Designed to introduce important new civic functions into the primarily commercial Münsterplatz, the dynamic new building houses a visitors’ center, a ticket office, and a café terrace on the ground floor, combining these programs with a top-lit, multilevel gallery space-cum-lecture hall on the floors above.
The building offers a powerful focal point to visitors entering the square along the main axes of pedestrian access, which flow from the west and southwest. Once visitors arrive at the building, an asymmetrical stair and a freestanding elevator afford access from the ground floor to the lecture hall and exhibition spaces above, while a bridge at the upper level links the restaurant to both the entry foyer on the ground floor and the exhibition spaces above.

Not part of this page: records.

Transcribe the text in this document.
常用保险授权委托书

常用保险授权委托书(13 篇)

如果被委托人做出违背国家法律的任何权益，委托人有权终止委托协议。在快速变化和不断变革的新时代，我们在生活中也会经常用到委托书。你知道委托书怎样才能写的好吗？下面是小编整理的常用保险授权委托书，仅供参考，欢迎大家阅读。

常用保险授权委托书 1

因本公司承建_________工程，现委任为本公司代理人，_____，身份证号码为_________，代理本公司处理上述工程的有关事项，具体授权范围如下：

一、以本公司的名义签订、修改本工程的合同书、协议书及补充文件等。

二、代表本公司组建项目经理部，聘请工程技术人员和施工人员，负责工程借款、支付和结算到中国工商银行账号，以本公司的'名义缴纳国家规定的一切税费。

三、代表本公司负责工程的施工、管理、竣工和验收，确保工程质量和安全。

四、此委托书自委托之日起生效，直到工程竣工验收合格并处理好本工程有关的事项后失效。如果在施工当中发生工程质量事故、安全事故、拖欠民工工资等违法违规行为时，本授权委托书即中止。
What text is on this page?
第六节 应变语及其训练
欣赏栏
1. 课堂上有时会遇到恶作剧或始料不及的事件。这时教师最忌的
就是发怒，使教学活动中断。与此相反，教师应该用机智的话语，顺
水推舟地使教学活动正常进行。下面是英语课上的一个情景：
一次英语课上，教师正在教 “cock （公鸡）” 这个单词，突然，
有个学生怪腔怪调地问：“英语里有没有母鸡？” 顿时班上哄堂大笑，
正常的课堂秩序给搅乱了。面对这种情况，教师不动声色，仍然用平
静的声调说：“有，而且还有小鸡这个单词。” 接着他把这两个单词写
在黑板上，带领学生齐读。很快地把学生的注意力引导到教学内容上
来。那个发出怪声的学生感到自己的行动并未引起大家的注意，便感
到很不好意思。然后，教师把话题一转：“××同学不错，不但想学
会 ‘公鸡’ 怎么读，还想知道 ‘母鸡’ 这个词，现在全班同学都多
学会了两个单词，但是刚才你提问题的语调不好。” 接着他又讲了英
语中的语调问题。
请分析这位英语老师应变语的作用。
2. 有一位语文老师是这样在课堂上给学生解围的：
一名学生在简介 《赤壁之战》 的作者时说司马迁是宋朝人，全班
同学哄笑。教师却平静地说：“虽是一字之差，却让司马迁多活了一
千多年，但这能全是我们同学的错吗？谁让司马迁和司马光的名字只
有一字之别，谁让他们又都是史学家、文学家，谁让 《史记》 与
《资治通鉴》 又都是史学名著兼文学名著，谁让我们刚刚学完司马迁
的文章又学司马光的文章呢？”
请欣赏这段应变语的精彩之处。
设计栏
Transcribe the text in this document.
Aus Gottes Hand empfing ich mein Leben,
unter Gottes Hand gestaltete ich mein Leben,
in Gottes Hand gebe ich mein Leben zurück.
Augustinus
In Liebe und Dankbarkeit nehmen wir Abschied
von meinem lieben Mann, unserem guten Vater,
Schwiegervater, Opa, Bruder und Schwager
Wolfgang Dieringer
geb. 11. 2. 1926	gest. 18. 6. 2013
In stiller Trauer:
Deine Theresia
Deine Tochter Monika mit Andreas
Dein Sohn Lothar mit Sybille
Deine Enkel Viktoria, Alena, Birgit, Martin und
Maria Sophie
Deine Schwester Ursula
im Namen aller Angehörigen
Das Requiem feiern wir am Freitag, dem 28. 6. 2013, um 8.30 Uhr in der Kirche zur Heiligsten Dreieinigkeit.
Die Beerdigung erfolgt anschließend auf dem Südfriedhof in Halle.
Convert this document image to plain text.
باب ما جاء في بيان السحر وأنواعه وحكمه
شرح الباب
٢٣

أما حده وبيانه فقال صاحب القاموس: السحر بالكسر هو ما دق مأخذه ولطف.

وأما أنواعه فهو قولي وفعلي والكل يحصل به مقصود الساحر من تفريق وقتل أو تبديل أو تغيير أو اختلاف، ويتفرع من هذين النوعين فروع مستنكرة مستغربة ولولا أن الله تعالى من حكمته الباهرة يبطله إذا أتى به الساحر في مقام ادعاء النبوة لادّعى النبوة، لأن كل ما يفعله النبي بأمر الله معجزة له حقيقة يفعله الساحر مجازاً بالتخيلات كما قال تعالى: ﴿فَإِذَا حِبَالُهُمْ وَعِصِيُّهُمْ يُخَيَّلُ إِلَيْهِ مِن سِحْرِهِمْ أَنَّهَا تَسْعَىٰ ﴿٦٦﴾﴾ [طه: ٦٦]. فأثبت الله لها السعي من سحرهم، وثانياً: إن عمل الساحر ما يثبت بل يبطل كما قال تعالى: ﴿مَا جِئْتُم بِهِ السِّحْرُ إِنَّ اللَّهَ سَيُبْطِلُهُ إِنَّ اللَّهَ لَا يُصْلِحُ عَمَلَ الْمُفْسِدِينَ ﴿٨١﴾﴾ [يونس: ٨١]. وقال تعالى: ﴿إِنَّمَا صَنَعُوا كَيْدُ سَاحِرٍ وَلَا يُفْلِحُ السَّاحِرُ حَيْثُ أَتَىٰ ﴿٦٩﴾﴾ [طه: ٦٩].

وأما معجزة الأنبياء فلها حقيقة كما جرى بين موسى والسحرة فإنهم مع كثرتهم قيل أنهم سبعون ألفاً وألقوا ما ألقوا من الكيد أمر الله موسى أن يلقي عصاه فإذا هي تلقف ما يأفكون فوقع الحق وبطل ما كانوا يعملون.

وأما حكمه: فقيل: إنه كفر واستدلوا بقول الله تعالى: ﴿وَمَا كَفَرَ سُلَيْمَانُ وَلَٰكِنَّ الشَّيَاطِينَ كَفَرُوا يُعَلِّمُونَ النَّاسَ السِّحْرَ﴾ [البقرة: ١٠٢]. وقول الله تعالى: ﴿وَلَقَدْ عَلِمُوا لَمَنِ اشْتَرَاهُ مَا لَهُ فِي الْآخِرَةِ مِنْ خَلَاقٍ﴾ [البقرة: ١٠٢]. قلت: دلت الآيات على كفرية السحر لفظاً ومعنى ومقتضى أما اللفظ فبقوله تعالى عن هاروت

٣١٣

All of the building’s interior spaces have been designed to provide framed views of the cathedral and the square. The northwest perimeter of the square is planted with sycamore trees to create an intimate pedestrian scale along the commercial frontage.
With its striking cylindrical form capped by three prominent skylights, the building derives its shape from a harmonious blending of the geometry of the cathedral with that of the town square. The building’s central drum functions as a visual counterpoint to the cathedral, while the nine-square structural bay system is augmented on three sides by concentric peripheral walls, which have been carefully modified by intersecting axes and regulating lines drawn from the surrounding urban landscape.